Asking that chief officer to take the seat belt pledge was an attack on his core values as to what it means to be a firefighter. His conscious would not let him sign something he did not believe; even though, deep down, I hope he knew his belief is wrong. I pray that chief never has to inform a family that their son, daughter, husband, wife, mother or father is dead as a result of falling out of the fire truck because he failed to enforce the seat belt policy.
Now I am asking you and the national fire service to take the seat belt pledge. Do you have the courage to promise to wear your seat belt? Do you have the courage to make others use their seat belt? Do you have the courage to put your leadership on the line when it comes to seat belts?

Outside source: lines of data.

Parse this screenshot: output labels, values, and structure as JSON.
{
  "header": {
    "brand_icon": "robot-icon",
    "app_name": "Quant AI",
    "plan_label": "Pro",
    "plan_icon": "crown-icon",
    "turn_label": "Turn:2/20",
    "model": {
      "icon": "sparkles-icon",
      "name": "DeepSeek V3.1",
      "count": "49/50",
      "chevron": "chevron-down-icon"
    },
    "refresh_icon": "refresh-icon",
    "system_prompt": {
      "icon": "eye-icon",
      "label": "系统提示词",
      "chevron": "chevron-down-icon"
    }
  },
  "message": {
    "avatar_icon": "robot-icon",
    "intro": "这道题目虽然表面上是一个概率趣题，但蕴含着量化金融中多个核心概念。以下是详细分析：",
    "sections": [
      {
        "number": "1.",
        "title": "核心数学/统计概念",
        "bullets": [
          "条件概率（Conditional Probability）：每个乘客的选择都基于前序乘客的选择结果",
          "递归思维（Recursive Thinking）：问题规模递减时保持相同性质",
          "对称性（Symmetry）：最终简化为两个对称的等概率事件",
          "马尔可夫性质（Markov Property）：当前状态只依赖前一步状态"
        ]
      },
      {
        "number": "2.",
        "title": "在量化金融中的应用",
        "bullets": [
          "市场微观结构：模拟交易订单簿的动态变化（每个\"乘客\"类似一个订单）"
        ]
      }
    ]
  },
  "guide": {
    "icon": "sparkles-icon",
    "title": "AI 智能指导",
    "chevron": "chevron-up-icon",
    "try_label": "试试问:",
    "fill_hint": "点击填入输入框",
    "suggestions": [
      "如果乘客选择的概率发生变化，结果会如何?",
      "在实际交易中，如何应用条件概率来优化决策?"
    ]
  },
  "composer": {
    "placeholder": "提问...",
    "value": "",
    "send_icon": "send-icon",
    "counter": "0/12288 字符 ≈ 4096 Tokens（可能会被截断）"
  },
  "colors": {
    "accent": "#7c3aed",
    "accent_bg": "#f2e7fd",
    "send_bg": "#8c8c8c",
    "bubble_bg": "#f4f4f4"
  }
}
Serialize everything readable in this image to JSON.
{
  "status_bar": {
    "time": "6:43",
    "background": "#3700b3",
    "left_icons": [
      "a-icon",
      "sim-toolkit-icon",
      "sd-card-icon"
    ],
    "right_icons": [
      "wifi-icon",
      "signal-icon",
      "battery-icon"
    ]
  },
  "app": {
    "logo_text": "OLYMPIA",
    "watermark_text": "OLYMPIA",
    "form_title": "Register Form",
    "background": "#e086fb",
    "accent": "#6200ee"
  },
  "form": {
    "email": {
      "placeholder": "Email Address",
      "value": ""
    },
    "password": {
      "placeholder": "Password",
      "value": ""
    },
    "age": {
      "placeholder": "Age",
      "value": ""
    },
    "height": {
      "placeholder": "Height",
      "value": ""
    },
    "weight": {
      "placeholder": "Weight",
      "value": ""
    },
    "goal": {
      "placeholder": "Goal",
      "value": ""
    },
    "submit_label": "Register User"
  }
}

The focus of this year's Fire Service Safety Stand-Down Day on June 21 is on using seat belts and stopping at intersections. How many of the 1.2 million firefighters will take the seat belt pledge? How many fire chiefs will take the pledge? How many of the ~32,000 fire departments will have 100% seat belt pledge commitment?
In July 2006 I will present copies of the seat belt pledge signatures to Brian's mom and dad. This gesture will say the nations' fire service remembers your son; he did not die in vain. We promise to wear seat belts in his honor because it is the right thing to do.
The seat belt pledge is attached. Print it out make as many copies as you need. Fax the pledges to Seat Belt Pledge at 1-866-638-3842 if you are in the Eastern or Pacific Time zone, 817-295-3145 if in the Central Time zone, 817-297-0232 if in the Mountain Time zone. We expect a large responses so if the line is busy please try again. Keep the originals for your records and post them on the fire station wall to remind each other of your pledge to use seat belts.
The National Fire Service Seat Belt Pledge to remember firefighter Brian Hunton is a promise we can all live with. From now on - NO firefighter will die because they were not wearing their seat belt. Brothers and sisters we can do this. We owe it to our families and each other.